病院をよくするのは、誰かひとりの力ではできません。みんなが力を合わせて同じ方向に向かわなければ、組織は動きません。ですから職員に病院の向かう方向性を示すことは私の責務であると考えています。今回と次回の 2 回に分けて、誠愛リハビリテーション病院が向かっていこうとしている方向やゴールについてお話ししたいと思います。
当院はリハビリテーションを専門に提供する病院なので、患者さんの機能回復に力を入れるのは当然のことです。現在は各部署がそれぞれの技能や特色を生かして、患者さんの機能回復を助ける仕事をしています。その結果は患者さんによっては十分満足できるものではないかもしれませんが、現代の医療レベルという観点から見ると、水準以上の実績を残しており、有難いことに周囲の住民や医療関係者からも相応の評価を受けています。しかし、それで満足していてよいかという問題意識をもつことは重要です。

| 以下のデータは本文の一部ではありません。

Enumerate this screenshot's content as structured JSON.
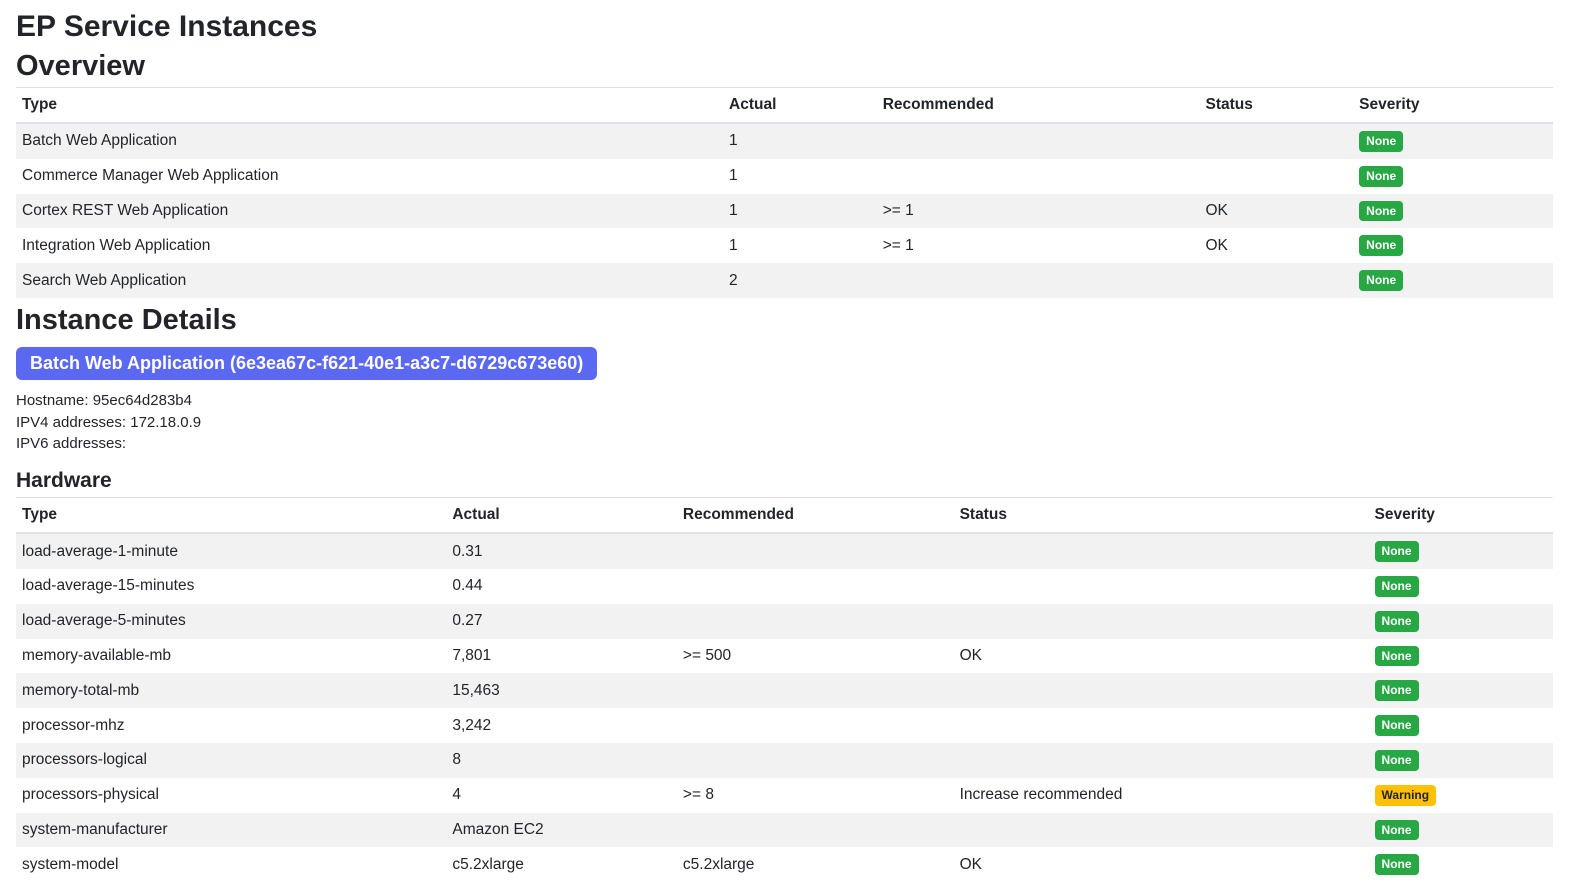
{
  "page": {
    "title": "EP Service Instances",
    "overview_heading": "Overview",
    "instance_details_heading": "Instance Details",
    "hardware_heading": "Hardware"
  },
  "columns": {
    "type": "Type",
    "actual": "Actual",
    "recommended": "Recommended",
    "status": "Status",
    "severity": "Severity"
  },
  "overview": {
    "rows": [
      {
        "type": "Batch Web Application",
        "actual": "1",
        "recommended": "",
        "status": "",
        "severity": "None",
        "severity_class": "badge-none"
      },
      {
        "type": "Commerce Manager Web Application",
        "actual": "1",
        "recommended": "",
        "status": "",
        "severity": "None",
        "severity_class": "badge-none"
      },
      {
        "type": "Cortex REST Web Application",
        "actual": "1",
        "recommended": ">= 1",
        "status": "OK",
        "severity": "None",
        "severity_class": "badge-none"
      },
      {
        "type": "Integration Web Application",
        "actual": "1",
        "recommended": ">= 1",
        "status": "OK",
        "severity": "None",
        "severity_class": "badge-none"
      },
      {
        "type": "Search Web Application",
        "actual": "2",
        "recommended": "",
        "status": "",
        "severity": "None",
        "severity_class": "badge-none"
      }
    ]
  },
  "instance": {
    "pill": "Batch Web Application (6e3ea67c-f621-40e1-a3c7-d6729c673e60)",
    "hostname_label": "Hostname:",
    "hostname_value": "95ec64d283b4",
    "ipv4_label": "IPV4 addresses:",
    "ipv4_value": "172.18.0.9",
    "ipv6_label": "IPV6 addresses:",
    "ipv6_value": ""
  },
  "hardware": {
    "rows": [
      {
        "type": "load-average-1-minute",
        "actual": "0.31",
        "recommended": "",
        "status": "",
        "severity": "None",
        "severity_class": "badge-none"
      },
      {
        "type": "load-average-15-minutes",
        "actual": "0.44",
        "recommended": "",
        "status": "",
        "severity": "None",
        "severity_class": "badge-none"
      },
      {
        "type": "load-average-5-minutes",
        "actual": "0.27",
        "recommended": "",
        "status": "",
        "severity": "None",
        "severity_class": "badge-none"
      },
      {
        "type": "memory-available-mb",
        "actual": "7,801",
        "recommended": ">= 500",
        "status": "OK",
        "severity": "None",
        "severity_class": "badge-none"
      },
      {
        "type": "memory-total-mb",
        "actual": "15,463",
        "recommended": "",
        "status": "",
        "severity": "None",
        "severity_class": "badge-none"
      },
      {
        "type": "processor-mhz",
        "actual": "3,242",
        "recommended": "",
        "status": "",
        "severity": "None",
        "severity_class": "badge-none"
      },
      {
        "type": "processors-logical",
        "actual": "8",
        "recommended": "",
        "status": "",
        "severity": "None",
        "severity_class": "badge-none"
      },
      {
        "type": "processors-physical",
        "actual": "4",
        "recommended": ">= 8",
        "status": "Increase recommended",
        "severity": "Warning",
        "severity_class": "badge-warning"
      },
      {
        "type": "system-manufacturer",
        "actual": "Amazon EC2",
        "recommended": "",
        "status": "",
        "severity": "None",
        "severity_class": "badge-none"
      },
      {
        "type": "system-model",
        "actual": "c5.2xlarge",
        "recommended": "c5.2xlarge",
        "status": "OK",
        "severity": "None",
        "severity_class": "badge-none"
      }
    ]
  }
}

歩いて退院できるまでに回復した患者さんが、その後、自宅でも歩けているのでしょうか?転倒して大腿骨を骨折した方は、退院後危なくない生活を送れているのでしょうか?残念ながら脳血管障害や骨折の再発のために再入院となる方は少なくありません。再発をゼロにすることはできないにしても、少しでもゼロに使づけるための努力が、どの程度入院中に行われているかを考えてみてください。多くの患者さんは、数か月から半年に渡って入院リハビリを継続しています。この長い時間の間に我々が提供できることはもっともっとあるはずです。
現在のシステムでは、各部署がそれぞれのやり方で再発防止や健康づくりの指導を行っています。しかし、部署ごとの縦割りでは抜けや重複が出る可能性があります。また、明文化・体系化されていない場合は、担当者の熱意や力量によって患者が受けるサービスが変わってしまいます。そのような不備が起こらないようにするためには、一人の患者さんについて各部署が介入するプログラムを明文化して、関わるスタッフ全員がそれを共有し、相互に意見を述べあうというシステムが必要になります。
このようなシステムを仮に「誠愛支援システム」と名付けましょう。「こんな長ったらしい名前は不便だ」という方は、英語の頭文字を取ってトリプル S、または SSS (Seiai supporting system)と呼んでもらっても結構です。
例えば 85 歳の女性 A さんが、骨粗鬆症に伴う大腿骨頸部骨折で入院してきたとしましょう。医師は A さんの骨密度や椎体骨折の既往をレントゲンで確認し、FRAX というツールを用いて将来の骨折リスクを算出します。それに基づいて最良の薬物療法を開始します。セラピストは機能回復のリハビリに加え て、A さんに特有の転倒に関する問題点を抽出し、そこに重点を置いた転倒予防訓練を行います。また転倒した時に骨折しにくい身のこなし方なども訓練するとよいかもしれません。比較的体力のある A さんに対して、訓練の空き時間には看護師がセラピストと相談しながら、ベッドサイドで安全にできる運動を促し、指導します。ゴールは運動習慣の獲得です。栄養士は骨を強くするための献立作成と栄養指導を、薬剤師は転倒しやすい薬に関する助言をすることができるでしょう。MSW は A さんの退院後の生活設計をすると同時に、退院後はモニターを行って、問題があれば担当者にフィードバックします。他にもいろいろあるでしょうが、これらをいつ、誰が、何を実行するかをチャート上で見える化し、スタッフ全員が協力・助言し合いながら A さんに関わっていく、そんなイメージです。
このようなシステムを作り上げるために、各部署でどのような関わりができるかを考え、基本となるプログラムを作成して行かなければなりません。生易しい仕事ではありませんが、是非ともみんなの力を集結して、他のどこにも負けない誠愛の誇りとなるようなシステムを作り上げましょう。どうか皆さんの力を貸してください。